If you’re interested, here is a video, taken by yours truly, of the Bill-signing event with the Canadian, the Governor and some of CT’s politicians that you may recognize, on July 21, 2010:
I know some of you are saying “Big deal” right now. Jodi Rell. Spff. But politics aside, State budgets aside, she’s still the Governor of Connecticut. How many of YOU have a picture with the Governor? How many of you can say that you got a Bill-signing pen with the Governor’s logo on it? Huh? Can I see a show of hands? That’s what I thought. But Rachel and I do! Nah-nah-N-nah-nah! Oh alright.
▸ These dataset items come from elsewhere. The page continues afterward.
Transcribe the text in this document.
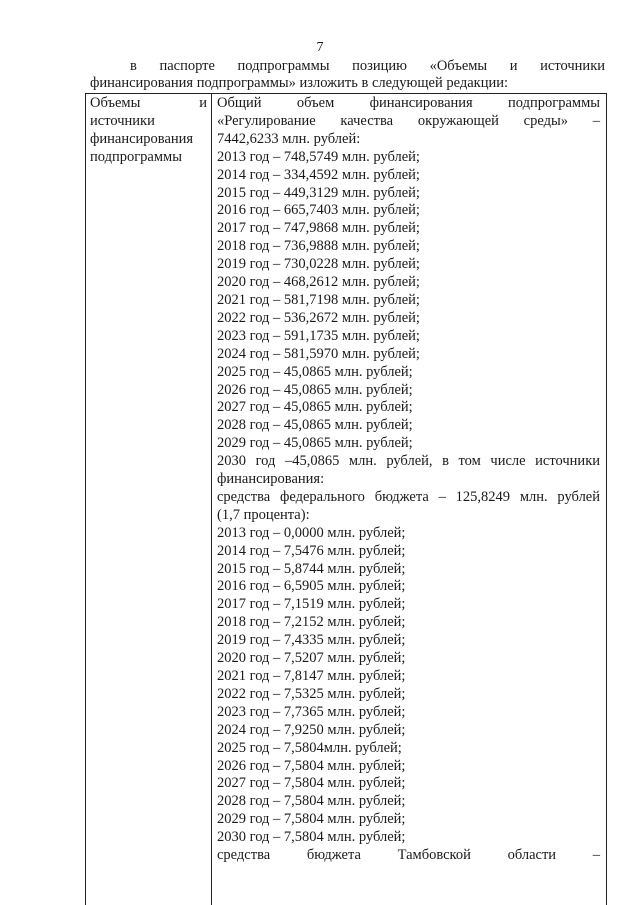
7
в паспорте подпрограммы позицию «Объемы и источники
финансирования подпрограммы» изложить в следующей редакции:
Объемы и
источники
финансирования
подпрограммы
Общий объем финансирования подпрограммы
«Регулирование качества окружающей среды» –
7442,6233 млн. рублей:
2013 год – 748,5749 млн. рублей;
2014 год – 334,4592 млн. рублей;
2015 год – 449,3129 млн. рублей;
2016 год – 665,7403 млн. рублей;
2017 год – 747,9868 млн. рублей;
2018 год – 736,9888 млн. рублей;
2019 год – 730,0228 млн. рублей;
2020 год – 468,2612 млн. рублей;
2021 год – 581,7198 млн. рублей;
2022 год – 536,2672 млн. рублей;
2023 год – 591,1735 млн. рублей;
2024 год – 581,5970 млн. рублей;
2025 год – 45,0865 млн. рублей;
2026 год – 45,0865 млн. рублей;
2027 год – 45,0865 млн. рублей;
2028 год – 45,0865 млн. рублей;
2029 год – 45,0865 млн. рублей;
2030 год –45,0865 млн. рублей, в том числе источники
финансирования:
средства федерального бюджета – 125,8249 млн. рублей
(1,7 процента):
2013 год – 0,0000 млн. рублей;
2014 год – 7,5476 млн. рублей;
2015 год – 5,8744 млн. рублей;
2016 год – 6,5905 млн. рублей;
2017 год – 7,1519 млн. рублей;
2018 год – 7,2152 млн. рублей;
2019 год – 7,4335 млн. рублей;
2020 год – 7,5207 млн. рублей;
2021 год – 7,8147 млн. рублей;
2022 год – 7,5325 млн. рублей;
2023 год – 7,7365 млн. рублей;
2024 год – 7,9250 млн. рублей;
2025 год – 7,5804млн. рублей;
2026 год – 7,5804 млн. рублей;
2027 год – 7,5804 млн. рублей;
2028 год – 7,5804 млн. рублей;
2029 год – 7,5804 млн. рублей;
2030 год – 7,5804 млн. рублей;
средства бюджета Тамбовской области –
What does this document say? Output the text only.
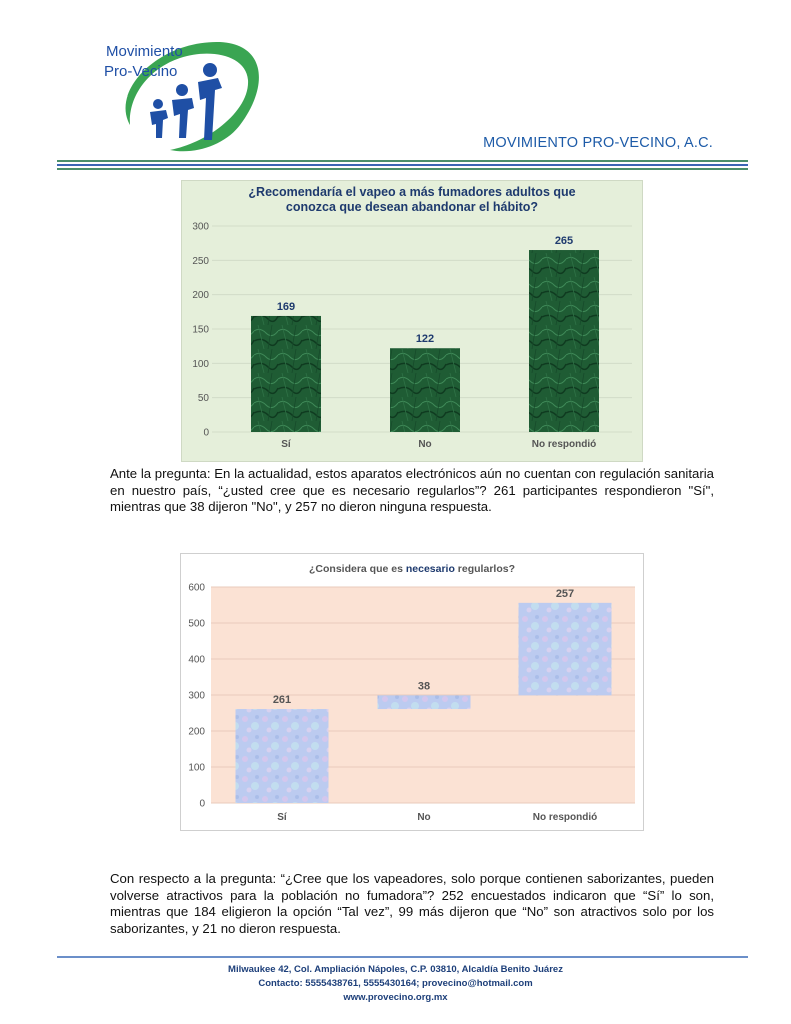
Movimiento
Pro-Vecino
MOVIMIENTO PRO-VECINO, A.C.
¿Recomendaría el vapeo a más fumadores adultos que
conozca que desean abandonar el hábito?
0
50
100
150
200
250
300
169
122
265
Sí	No	No respondió
Ante la pregunta: En la actualidad, estos aparatos electrónicos aún no cuentan con regulación sanitaria en nuestro país, “¿usted cree que es necesario regularlos”? 261 participantes respondieron "Sí", mientras que 38 dijeron "No", y 257 no dieron ninguna respuesta.
¿Considera que es necesario regularlos?
0
100
200
300
400
500
600
261
38
257
Sí	No	No respondió
Con respecto a la pregunta: “¿Cree que los vapeadores, solo porque contienen saborizantes, pueden volverse atractivos para la población no fumadora”? 252 encuestados indicaron que “Sí” lo son, mientras que 184 eligieron la opción “Tal vez”, 99 más dijeron que “No” son atractivos solo por los saborizantes, y 21 no dieron respuesta.
Milwaukee 42, Col. Ampliación Nápoles, C.P. 03810, Alcaldía Benito Juárez
Contacto: 5555438761, 5555430164; provecino@hotmail.com
www.provecino.org.mx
I’ll let you touch the pen, but you need to promise to be nice to me.
My Kaneclusion: Seriously, it took a Canadian to teach me what it takes to get a Bill originated and passed into law in the United States. How messed up is that? Thanks for spending all that money on private school, Mom and Dad. I tried to tell my parents back then, “I don’t need to go to school. Can’t I just stay home and watch TV all day?” As it turned out, everything I needed to know I learned from “School House Rock”! Had they just listened to me, they would have saved a bundle on tuition.
Or maybe I should have just moved to Canada since they know more about our legislative system than we do.
This week, in the news, it's been all about Arizona and the blocking of the immigration law they tried to implement in their state. To those that think our borders should be shut down and not allow any more foreigners in, I disagree with that. As long as people come here legally, it’s beneficial to have people from other countries come to the United States. Some, like Dianne, contribute to our state and make our state and country a better place to live.
Congratulations on a job well done to Dianne! The senior citizens of Connecticut, and the future seniors (like you and me) thank you for stepping up and taking action!